Pressemitteilungen - FDP Stadtverband Attendorn

Pressemitteilungen vom 09.05.2019:

WR vom 09.05.2019 - Grünfläche wird nicht bebaut

Die Stadt Attendorn möchte im Schwalbenohl eine Wohnbaufläche ausweisen. Doch Anwohner und alle Fraktionen stellen sich gegen das Vorhaben

Flemming Krause

Attendorn. Die Nachfrage nach verfügbaren Bauflächen in Attendorn wächst stetig, doch das Angebot an freien Plätzen ist begrenzt. Um der Wohnungsknappheit entgegen zu treten, würde die Verwaltung der Hansestadt gerne eine öffentliche Grünfläche im Schwalbenohl an der Stettiner Straße in eine Baufläche umwandeln. Doch die Politik schmettert diesen Plan ab.

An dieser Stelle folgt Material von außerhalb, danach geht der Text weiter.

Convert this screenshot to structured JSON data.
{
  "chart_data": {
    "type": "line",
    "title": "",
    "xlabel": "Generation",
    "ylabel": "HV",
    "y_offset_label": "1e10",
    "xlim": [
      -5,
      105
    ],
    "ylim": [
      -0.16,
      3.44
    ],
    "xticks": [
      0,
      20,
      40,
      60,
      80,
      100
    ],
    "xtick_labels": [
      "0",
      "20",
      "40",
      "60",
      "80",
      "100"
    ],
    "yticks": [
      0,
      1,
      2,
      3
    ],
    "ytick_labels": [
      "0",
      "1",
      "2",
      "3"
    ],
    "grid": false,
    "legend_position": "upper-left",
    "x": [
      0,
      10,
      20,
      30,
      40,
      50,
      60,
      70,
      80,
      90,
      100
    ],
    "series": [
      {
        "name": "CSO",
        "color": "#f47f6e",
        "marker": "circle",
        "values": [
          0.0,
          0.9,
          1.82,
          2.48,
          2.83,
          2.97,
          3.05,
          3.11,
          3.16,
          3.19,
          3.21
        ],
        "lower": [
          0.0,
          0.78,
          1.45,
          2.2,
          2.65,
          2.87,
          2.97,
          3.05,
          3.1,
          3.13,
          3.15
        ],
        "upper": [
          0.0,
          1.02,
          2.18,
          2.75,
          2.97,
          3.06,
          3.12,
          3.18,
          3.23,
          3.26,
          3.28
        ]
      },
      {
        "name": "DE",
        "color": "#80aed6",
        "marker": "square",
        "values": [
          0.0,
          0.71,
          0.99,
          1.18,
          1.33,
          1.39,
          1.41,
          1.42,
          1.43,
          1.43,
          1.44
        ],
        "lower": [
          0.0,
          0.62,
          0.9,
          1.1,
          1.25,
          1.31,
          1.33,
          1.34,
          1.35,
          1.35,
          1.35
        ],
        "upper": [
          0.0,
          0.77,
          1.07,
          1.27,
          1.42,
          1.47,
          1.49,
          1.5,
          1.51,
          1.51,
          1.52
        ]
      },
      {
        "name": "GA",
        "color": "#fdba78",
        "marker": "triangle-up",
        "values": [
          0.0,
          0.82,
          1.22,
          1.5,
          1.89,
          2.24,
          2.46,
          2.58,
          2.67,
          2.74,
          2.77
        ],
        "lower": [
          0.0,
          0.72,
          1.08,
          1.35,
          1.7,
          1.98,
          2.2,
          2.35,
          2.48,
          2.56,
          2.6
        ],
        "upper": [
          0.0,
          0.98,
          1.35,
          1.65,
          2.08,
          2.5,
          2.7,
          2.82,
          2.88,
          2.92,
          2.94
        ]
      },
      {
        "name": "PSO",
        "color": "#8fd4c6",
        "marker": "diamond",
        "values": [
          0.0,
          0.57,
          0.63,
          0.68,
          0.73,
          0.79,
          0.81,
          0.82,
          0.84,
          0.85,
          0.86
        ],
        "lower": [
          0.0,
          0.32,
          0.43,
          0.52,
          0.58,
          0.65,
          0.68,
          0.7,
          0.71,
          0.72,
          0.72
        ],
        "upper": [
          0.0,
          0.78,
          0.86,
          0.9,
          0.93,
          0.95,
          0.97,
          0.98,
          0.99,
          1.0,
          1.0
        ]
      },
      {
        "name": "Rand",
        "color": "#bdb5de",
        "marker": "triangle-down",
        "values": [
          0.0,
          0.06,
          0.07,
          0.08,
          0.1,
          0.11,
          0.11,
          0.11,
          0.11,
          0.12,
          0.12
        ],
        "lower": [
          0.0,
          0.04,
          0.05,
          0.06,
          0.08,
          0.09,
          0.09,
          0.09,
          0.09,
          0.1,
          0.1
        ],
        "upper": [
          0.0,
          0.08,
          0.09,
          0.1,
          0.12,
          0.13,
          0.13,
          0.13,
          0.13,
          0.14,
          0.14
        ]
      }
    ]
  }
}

Objekt der Begierde, das sich im Eigentum der Stadt befindet, ist ein rund 500 Quadratmeter großes Grundstück nur wenige Meter von der Stadthalle entfernt. Einst war hier ein kleiner Spielplatz angesiedelt, doch Schaukel, Rutsche und Co. sind längst abgebaut, so dass das Grundstück laut Verwaltung als ungenutzte Wiese brach liege. Ein Kinderspielplatz finde sich zudem nur wenige Meter entfernt wieder.

Grundstück eingekesselt
Die Besonderheit an dem besagten Grundstück ist, dass es einkesselt wird von sieben Häusern aus der Stettiner und der Magdeburger Straße. „Der Arbeitskreis Spielplätze hatte sich dazu entschieden, dass der kleine Spielplatz dort nicht mehr notwendig ist, damit war die Fläche für eine Nachnutzung freigegeben“, erklärt Attendorns Bauamtsleiter Carsten Graumann auf Nachfrage dieser Redaktion und schiebt nach, dass die Stadt aufgrund des Baubedarfs und der schönen Lage im Schwalbenohl mit dem Gedanken spiele, einem Interessenten den Traum eines Eigenheims zu ermöglichen.

„Unserer Meinung nach sollte diese Fläche, die einen prägnanten Innenhofcharakter aufweist, keiner Bebauung zugeführt werden“, betonte hingegen der SPD-Fraktionschef Uli Bock in einer gemeinsamen Erklärung seiner Partei und der CDU im Ausschuss für Planung und Umwelt. Denn die zur Bebauung ausgewählte Fläche bilde nach Meinung der betroffenen Anwohner und Politiker einen nicht nur für Kinder, sondern auch für die Anlieger zentralen Treffpunkt in unmittelbarer Nähe ihrer Häuser. Die beiden großen Parteien hatten sich auf Einladung der Anwohner vor Ort selbst ein Bild verschafft.

Privatsphäre nicht gewährleistet
Unterstützung erhielten die beiden Fraktionen von UWG und FDP/Die Grünen. „Das ist doch gar keine richtige Baulücke, sondern viel mehr ein Platz. Wir sollten nicht den letzten Quadratmeter im Schwalbenohl verbauen“, erklärte Meinolf Schmidt von der UWG. Ralf Warias (FDP/Die Grünen) sagte: „Dort ein Wohnhaus reinzusetzen, als Fleck in der Mitte, ist wirklich nicht schön.“ Birgit Haberhauer-Kuschel (CDU) ergänzte noch, dass die Privatsphäre überhaupt nicht gegeben sei, wenn tatsächlich ein Wohnhaus gebaut werde. Deshalb stellten CDU und SPD den Antrag, dass Bürgermeister Christian Pospischil mit den Anwohnern eine Vereinbarung treffen möge, wie die Nutzung des Platzes als zentrale Begegnungsfläche gesichert werden könne. Um die Pflege müssten sich die Anwohnern dann aber selbst kümmern.